The bitterly cold winter storm struck the largely rural and underdeveloped province on Monday, causing a river to burst its banks and submerge homes, with several make-shift dwellings toppled.
The worst-hit area was around the city of Mthatha, about 800 kilometres south of Johannesburg, where residents picked through the mud three days later to salvage what they could from their destroyed homes.
AFP journalists saw a rescue team pull four bodies, some of them children, from a one-roomed house in the late afternoon as locals watched.
Houses, trees and cars were covered in mud and fields were strewn with debris.
"As the water subsides, more bodies are being discovered," said Caroline Gallant, Eastern Cape manager at the South African Red Cross Society, which has sent assistance to the disaster zone.
More than 3,000 houses have been affected, she told AFP, adding it was "the worst ever disaster" recorded in the area.
"The figure has gone to 78," Velenkosini Hlabisa, minister of cooperative governance and traditional affairs, told public broadcaster SABC News.
These include six school students who were among 10 in a school van that was swept away in the flooding, he said. Four of the children are still missing, officials said.
"We learnt of an additional two learners today... who have been confirmed as having died on the walk to school," Basic Education Minister Siviwe Gwarube said.
"We are reeling," she told the SABC.
Ali Sablay, a spokesperson for disaster response charity the Gift of the Givers Foundation, said Thursday evening their teams had recovered eight new bodies, including three children.
President Cyril Ramaphosa called the floods "unprecedented" and said he would visit the disaster-hit region on Friday.
Door to door
One rescuer, who spoke to AFP on Thursday on the condition of anonymity as he was not allowed to speak to the media, said his team was expecting to find more bodies and possibly survivors.
"We are going door to door to see, because yesterday we did find people locked inside houses who couldn't get out and were deceased," he said.
The storm damaged power and water supplies and at least 600 people have been displaced, the provincial government said, with many sheltering in community halls.
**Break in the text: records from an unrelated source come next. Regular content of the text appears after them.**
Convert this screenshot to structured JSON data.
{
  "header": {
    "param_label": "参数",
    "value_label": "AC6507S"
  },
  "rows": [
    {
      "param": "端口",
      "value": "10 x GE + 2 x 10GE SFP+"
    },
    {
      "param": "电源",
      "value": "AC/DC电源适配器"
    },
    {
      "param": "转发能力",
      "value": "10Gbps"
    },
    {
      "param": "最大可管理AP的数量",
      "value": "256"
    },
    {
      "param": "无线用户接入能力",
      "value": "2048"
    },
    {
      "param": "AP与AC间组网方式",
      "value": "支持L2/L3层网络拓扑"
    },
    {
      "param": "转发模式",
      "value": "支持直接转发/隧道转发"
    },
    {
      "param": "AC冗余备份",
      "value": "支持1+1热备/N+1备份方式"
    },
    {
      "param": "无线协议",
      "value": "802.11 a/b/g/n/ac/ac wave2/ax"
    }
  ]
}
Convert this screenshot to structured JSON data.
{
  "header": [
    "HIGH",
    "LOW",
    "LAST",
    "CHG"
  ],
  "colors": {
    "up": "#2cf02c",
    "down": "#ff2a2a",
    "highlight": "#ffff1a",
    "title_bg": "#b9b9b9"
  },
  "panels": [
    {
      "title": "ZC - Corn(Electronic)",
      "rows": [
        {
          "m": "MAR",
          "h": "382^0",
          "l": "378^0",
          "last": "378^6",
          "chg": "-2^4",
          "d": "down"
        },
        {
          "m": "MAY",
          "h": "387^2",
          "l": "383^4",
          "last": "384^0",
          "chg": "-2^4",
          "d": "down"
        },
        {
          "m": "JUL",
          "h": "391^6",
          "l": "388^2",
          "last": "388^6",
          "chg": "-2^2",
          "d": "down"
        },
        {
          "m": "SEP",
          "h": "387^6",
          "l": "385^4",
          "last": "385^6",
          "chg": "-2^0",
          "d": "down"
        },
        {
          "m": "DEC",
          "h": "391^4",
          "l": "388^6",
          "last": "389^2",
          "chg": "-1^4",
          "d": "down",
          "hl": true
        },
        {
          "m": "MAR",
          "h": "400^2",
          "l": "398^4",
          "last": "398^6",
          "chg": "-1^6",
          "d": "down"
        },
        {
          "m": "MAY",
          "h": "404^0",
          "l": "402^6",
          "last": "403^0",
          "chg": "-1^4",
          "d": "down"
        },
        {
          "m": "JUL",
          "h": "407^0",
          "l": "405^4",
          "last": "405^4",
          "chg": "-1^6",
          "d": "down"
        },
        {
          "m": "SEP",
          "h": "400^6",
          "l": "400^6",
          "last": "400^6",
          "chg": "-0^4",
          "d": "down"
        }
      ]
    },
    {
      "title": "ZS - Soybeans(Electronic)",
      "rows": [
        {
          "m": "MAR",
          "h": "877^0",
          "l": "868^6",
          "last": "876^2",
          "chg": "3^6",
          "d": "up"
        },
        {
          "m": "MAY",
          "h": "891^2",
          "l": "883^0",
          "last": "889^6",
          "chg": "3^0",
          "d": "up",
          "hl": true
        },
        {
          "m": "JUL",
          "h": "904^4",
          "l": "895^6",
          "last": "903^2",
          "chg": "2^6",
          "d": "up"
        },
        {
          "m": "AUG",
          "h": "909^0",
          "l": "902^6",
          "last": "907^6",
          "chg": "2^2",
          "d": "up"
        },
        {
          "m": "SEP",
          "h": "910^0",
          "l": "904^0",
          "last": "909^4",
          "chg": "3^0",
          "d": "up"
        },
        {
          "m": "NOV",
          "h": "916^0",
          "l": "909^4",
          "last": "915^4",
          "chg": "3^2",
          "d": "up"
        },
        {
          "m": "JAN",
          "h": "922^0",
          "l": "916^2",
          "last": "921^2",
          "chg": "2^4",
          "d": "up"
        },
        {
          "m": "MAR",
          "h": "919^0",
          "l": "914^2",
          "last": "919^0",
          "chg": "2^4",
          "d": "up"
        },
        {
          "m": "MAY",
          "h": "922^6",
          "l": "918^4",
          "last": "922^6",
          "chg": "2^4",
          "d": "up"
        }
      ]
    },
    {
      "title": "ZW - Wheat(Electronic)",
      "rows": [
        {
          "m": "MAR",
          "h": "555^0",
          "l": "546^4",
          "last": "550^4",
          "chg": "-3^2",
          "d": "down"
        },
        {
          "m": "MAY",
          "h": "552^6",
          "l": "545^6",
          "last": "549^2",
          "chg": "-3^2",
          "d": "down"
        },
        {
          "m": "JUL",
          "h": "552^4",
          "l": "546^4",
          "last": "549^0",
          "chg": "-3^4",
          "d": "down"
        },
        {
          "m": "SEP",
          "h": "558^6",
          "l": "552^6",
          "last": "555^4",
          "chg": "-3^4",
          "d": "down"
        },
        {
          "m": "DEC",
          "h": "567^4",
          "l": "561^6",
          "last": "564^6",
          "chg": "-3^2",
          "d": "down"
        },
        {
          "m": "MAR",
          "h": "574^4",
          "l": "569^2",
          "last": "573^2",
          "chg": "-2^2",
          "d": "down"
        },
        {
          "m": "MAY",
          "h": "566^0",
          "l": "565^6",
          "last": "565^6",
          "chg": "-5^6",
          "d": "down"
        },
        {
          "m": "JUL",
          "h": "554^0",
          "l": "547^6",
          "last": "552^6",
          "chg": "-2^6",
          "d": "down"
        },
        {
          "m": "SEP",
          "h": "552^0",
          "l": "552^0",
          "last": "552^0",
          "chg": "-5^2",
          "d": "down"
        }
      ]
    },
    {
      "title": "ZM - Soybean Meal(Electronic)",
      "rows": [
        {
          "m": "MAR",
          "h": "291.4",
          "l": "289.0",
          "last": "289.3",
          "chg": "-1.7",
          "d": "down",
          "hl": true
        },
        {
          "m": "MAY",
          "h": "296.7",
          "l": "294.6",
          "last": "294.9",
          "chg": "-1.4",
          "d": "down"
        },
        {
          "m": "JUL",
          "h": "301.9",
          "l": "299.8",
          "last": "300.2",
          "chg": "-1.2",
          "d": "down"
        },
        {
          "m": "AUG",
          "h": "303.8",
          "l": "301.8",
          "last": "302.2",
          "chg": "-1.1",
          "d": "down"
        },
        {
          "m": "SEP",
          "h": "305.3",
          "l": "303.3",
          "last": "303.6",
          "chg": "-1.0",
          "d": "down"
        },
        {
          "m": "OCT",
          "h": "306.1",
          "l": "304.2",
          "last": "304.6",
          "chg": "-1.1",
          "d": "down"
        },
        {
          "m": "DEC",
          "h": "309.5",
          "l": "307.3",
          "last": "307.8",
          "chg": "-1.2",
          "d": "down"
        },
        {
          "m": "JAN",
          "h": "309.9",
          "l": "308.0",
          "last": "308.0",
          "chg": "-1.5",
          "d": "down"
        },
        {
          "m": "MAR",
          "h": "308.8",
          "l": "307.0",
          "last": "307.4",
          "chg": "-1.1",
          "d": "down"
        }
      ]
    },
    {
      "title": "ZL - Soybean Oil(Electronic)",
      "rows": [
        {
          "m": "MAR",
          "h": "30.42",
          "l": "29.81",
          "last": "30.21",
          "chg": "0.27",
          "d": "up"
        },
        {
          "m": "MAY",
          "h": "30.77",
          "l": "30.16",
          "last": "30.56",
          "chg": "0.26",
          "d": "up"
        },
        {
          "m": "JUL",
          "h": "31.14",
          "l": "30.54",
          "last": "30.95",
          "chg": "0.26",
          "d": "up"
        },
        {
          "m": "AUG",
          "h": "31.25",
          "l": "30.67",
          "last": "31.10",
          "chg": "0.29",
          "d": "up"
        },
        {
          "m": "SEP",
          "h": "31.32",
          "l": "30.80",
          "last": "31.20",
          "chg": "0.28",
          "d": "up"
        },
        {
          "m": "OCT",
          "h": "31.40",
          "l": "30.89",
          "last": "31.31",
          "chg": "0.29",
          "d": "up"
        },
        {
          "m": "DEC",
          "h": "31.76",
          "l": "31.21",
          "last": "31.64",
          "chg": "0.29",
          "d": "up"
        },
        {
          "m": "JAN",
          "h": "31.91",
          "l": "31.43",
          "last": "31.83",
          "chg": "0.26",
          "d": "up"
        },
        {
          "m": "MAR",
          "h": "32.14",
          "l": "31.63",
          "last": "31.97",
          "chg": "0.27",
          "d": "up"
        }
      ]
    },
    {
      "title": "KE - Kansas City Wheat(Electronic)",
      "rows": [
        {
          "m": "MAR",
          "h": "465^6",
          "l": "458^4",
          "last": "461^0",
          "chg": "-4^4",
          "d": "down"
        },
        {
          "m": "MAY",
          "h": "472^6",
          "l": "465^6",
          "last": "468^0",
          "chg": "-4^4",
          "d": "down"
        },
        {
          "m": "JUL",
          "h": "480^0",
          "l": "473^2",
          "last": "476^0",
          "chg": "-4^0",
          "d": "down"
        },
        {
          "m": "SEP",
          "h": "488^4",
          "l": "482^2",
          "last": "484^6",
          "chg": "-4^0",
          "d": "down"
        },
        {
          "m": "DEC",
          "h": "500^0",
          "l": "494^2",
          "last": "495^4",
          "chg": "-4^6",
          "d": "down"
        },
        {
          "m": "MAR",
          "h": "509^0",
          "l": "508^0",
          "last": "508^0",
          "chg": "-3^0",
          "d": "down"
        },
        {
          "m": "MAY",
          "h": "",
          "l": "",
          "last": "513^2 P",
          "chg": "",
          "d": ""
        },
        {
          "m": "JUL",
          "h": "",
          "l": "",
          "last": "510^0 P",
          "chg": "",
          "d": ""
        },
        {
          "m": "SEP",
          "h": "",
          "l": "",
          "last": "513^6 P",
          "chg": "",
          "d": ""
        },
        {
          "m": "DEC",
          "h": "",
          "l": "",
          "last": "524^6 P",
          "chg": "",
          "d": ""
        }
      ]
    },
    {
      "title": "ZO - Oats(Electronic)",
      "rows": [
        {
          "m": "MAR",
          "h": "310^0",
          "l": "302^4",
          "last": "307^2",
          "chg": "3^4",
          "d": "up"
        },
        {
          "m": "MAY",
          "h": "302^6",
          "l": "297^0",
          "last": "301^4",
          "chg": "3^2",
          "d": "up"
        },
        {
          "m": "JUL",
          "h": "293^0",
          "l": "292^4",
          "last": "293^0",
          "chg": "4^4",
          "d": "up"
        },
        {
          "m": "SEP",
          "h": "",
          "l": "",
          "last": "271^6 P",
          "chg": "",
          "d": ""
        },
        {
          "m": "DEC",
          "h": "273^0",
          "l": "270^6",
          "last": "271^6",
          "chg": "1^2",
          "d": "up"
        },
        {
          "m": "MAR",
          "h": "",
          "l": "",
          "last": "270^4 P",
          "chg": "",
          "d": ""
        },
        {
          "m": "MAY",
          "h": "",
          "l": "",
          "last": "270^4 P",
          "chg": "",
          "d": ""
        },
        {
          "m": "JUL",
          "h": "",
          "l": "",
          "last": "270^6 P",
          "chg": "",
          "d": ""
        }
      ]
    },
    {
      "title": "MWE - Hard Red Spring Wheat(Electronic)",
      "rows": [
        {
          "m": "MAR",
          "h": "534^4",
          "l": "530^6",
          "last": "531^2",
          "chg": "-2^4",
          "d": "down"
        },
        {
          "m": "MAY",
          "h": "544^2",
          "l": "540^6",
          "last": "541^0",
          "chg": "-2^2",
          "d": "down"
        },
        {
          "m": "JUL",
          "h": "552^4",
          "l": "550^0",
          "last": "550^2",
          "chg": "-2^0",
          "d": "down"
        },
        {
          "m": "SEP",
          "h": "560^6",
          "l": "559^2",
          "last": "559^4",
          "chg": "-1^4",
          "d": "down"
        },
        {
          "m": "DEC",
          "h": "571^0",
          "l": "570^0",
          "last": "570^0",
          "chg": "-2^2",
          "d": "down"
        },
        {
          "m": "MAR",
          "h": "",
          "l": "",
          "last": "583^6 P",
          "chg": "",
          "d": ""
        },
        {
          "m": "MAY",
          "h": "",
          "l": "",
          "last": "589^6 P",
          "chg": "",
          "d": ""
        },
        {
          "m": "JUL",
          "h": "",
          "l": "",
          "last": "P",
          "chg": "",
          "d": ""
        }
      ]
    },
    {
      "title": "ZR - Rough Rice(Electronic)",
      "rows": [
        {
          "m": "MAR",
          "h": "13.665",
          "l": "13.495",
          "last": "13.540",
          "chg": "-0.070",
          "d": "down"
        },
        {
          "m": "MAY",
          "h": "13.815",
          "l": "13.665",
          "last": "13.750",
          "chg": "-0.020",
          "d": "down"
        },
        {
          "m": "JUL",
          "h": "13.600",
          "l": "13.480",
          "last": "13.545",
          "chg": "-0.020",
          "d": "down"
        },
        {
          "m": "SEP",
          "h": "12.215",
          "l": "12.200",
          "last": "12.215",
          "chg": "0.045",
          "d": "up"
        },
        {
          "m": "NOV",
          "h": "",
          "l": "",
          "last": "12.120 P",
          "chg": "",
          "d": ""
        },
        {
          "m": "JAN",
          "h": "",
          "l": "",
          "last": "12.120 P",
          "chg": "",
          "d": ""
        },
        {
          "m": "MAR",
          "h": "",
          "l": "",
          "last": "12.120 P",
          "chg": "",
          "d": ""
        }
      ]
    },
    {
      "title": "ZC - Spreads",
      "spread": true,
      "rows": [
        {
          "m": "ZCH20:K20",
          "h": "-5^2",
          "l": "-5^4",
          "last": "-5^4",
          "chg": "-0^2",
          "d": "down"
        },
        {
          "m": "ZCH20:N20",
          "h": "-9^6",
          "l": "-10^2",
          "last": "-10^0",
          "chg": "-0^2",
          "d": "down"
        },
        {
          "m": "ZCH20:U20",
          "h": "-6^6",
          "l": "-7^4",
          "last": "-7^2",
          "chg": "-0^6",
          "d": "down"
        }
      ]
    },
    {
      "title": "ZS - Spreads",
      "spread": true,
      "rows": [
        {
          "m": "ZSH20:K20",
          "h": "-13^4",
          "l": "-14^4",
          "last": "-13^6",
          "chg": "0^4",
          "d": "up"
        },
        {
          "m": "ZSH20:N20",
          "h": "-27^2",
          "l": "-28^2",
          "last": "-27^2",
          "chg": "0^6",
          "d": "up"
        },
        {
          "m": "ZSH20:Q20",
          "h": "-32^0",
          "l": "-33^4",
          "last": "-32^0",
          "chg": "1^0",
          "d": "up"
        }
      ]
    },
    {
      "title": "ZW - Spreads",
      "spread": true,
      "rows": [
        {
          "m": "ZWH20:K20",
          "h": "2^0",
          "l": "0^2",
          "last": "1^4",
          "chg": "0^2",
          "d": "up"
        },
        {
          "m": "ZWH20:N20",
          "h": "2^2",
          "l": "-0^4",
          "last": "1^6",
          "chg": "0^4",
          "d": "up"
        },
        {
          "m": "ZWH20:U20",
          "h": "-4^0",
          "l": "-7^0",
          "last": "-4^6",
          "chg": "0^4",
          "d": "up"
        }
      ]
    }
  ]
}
Infrastructure has also been damaged and at least 20 health facilities have been affected, the local authority said.
"The numbers will increase dramatically," Sablay said.
"In the last 24 hours the number of people requiring assistance has jumped from 5,000 to 10,000," he told AFP.
"The homes are fragile, they can collapse any time; food is contaminated so people need to be evacuated," he added.
The government urged South Africans to be vigilant over the next few days as more "extreme weather" was expected across the country.
The province -- where Nelson Mandela was born -- is among the poorest in the country, with 72 percent of people living below the poverty line, according to the Southern African Regional Poverty Network.
Snow and heavy rainfall are common during winter in South Africa but the country is also highly vulnerable to the impact of climate variability and change, which increases the frequency and severity of droughts, floods and wildfires, according to the Green Climate Fund.
"We must take a tough stance that everyone who is living on a flood plain must be removed," minister Hlabisa said. "Climate change is a reality now.